Un combat quotidien non seulement contre la pollution et les déchets plastiques, mais aussi pour défendre la Tunisie, un pays pauvre illégalement envahi par les ordures d'un pays riche, l'Italie. Semia Gharbi, 58 ans, est une scientifique, éducatrice environnementale et militante tunisienne qui œuvre depuis des années dans les domaines de l'éducation à l'environnement et de la justice écologique. Elle est la fondatrice deAssociation pour l'éducation environnementale des générations futures L’AEEFG est une organisation non gouvernementale qui œuvre à sensibiliser le public aux risques liés aux produits chimiques dangereux et à promouvoir une économie plus durable et saine. Mais au cœur de son combat, tant sur le plan scientifique que du point de vue d’une militante écologiste, se trouve le trafic de déchets entre l’Italie et la Tunisie.

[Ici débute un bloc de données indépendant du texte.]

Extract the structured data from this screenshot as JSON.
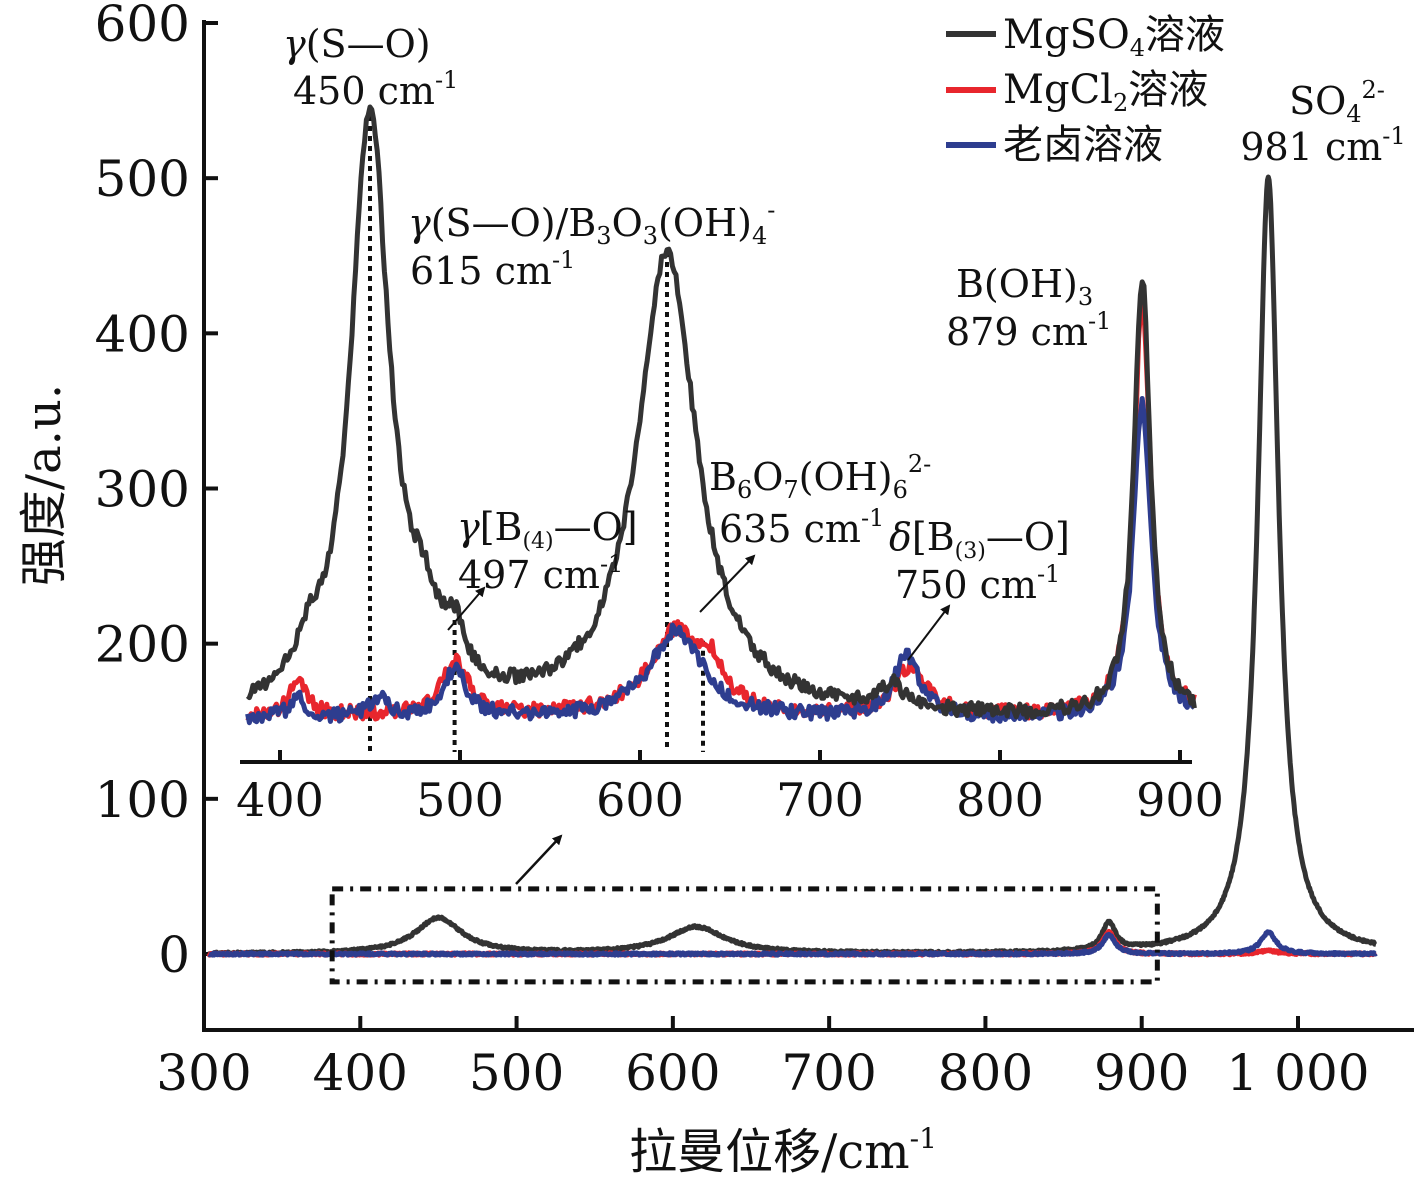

Le processus est bien huilé : des entreprises italiennes remplissent des documents présentant les déchets comme des matériaux recyclables légitimes, de sorte que des conteneurs chargés d’ordures, même dangereuses, quittent les ports italiens avec tous les papiers nécessaires, à destination des ports tunisiens. Là, des fonctionnaires locaux, souvent corrompus ou mal informés, les réceptionnent sans véritable contrôle, et à partir de ce moment, les déchets sont… abandonné dans décharges illégales, brûlés ou mélangés à d'autres déchets locaux, provoquant pollution des sols, de l'eau et de l'air.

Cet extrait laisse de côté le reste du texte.